Ernie, of course, will instinctively reach for an onion roll and pile it up with awesomeness, shouting “yeah, baby” and asking “who loves ya?” the whole way through. He’s a character, a real people person, and that’s why his little corner store in a nondescript Oak Park suburban neighborhood – just north of Detroit and the infamous 8 Mile Road – has survived all these years. It’s an institution, reaching back decades. His place is so popular, you can pretty much expect to wait about an hour in line during lunch.

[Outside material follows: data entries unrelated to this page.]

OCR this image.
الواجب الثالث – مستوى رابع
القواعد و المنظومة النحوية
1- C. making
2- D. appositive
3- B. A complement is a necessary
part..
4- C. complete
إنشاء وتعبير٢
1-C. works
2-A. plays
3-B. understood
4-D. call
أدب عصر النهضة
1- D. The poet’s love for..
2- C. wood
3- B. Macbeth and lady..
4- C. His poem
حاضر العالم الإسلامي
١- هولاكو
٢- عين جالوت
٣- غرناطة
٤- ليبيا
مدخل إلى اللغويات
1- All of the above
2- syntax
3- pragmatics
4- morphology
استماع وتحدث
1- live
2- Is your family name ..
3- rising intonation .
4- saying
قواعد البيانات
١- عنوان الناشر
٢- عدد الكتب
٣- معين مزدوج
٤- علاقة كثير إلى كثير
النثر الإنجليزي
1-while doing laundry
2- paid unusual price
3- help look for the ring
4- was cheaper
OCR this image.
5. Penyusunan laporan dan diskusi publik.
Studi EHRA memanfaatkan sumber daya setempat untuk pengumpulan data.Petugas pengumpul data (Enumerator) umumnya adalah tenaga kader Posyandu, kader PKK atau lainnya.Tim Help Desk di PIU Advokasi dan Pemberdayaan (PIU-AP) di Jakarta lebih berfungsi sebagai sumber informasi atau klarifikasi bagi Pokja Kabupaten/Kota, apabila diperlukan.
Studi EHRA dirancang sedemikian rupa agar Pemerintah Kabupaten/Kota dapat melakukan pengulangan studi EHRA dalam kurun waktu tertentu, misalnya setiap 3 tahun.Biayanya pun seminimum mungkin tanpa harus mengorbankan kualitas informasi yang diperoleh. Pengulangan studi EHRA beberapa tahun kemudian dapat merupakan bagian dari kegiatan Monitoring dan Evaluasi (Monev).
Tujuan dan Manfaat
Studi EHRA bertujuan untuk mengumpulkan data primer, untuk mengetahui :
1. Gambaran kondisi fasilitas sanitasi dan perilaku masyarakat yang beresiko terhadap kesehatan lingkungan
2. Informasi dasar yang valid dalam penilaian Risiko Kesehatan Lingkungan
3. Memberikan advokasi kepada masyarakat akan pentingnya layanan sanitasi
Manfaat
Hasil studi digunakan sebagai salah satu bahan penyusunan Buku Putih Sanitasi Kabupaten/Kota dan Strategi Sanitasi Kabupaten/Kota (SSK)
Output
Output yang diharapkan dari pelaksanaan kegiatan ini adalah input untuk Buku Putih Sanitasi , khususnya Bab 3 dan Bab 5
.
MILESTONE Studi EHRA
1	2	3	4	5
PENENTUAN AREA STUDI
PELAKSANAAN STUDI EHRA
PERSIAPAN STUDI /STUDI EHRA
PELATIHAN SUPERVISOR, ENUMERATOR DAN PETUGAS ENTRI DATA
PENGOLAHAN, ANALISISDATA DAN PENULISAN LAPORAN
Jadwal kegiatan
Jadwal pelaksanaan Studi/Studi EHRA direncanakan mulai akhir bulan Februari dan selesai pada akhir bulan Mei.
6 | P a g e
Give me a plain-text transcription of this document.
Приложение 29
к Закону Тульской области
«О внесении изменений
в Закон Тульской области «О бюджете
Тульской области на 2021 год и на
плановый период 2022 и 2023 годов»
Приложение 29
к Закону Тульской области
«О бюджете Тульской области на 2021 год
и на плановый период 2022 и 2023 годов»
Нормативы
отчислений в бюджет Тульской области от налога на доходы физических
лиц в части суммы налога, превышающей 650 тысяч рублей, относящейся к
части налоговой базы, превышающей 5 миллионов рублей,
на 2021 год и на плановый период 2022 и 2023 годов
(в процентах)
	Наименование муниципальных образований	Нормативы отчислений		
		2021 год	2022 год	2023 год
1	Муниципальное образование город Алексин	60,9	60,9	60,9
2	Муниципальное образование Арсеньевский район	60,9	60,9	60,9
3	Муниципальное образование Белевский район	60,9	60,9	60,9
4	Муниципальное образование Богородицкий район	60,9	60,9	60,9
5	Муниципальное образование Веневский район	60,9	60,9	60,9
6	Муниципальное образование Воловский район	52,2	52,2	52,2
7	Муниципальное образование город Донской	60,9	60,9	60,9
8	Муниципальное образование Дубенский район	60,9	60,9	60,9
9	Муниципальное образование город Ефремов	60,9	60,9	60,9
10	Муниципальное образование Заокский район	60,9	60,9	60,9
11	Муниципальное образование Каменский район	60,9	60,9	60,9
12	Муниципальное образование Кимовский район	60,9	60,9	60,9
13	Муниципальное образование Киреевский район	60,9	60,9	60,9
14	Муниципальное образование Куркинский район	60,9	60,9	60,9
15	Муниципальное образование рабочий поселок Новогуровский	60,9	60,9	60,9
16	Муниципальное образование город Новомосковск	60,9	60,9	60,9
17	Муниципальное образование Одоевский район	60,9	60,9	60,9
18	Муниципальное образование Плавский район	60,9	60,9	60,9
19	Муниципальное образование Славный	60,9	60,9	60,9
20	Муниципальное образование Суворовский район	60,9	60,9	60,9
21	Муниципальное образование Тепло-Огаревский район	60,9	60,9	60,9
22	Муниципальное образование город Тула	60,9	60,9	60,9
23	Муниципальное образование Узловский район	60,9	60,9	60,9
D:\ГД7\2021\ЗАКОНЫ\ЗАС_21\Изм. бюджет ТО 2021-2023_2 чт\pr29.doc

Yes, I’m serious. An hour.

Sure, he could get the line moving a bit faster, but he doesn’t want to ignore you, and he definitely doesn’t want to give you a sloppy sandwich. Your first time in, he’ll call you “baby” and even give you “kisses”, a handful of Hershey’s Kisses that’ll make you feel like you’re at your grandpa’s, spectacles and all.


Ernie’s Market might look like any old corner store, with a stark brick exterior, beer signs, and a few shelves of snacks, but it’s no ordinary place. The ambiance is incredible. It doesn’t hurt that he serves up a pretty mean sandwich, either, literally dripping with goodness.

Before I left, Ernie told me a quick story about Michigan’s esteemed Gov., Rick Snyder. Apparently Snyder came in one afternoon and expected he’d get to cut in line. Ernie told him he’d have to wait along with everyone else (politely, of course).

Snyder left because he had a busy schedule, but was back the next day. It seems nobody can resist Ernie’s charm, not even our one tough nerd.

And you know, the thought of Snyder standing in line with all of his “fans” was almost as delicious as the sandwich.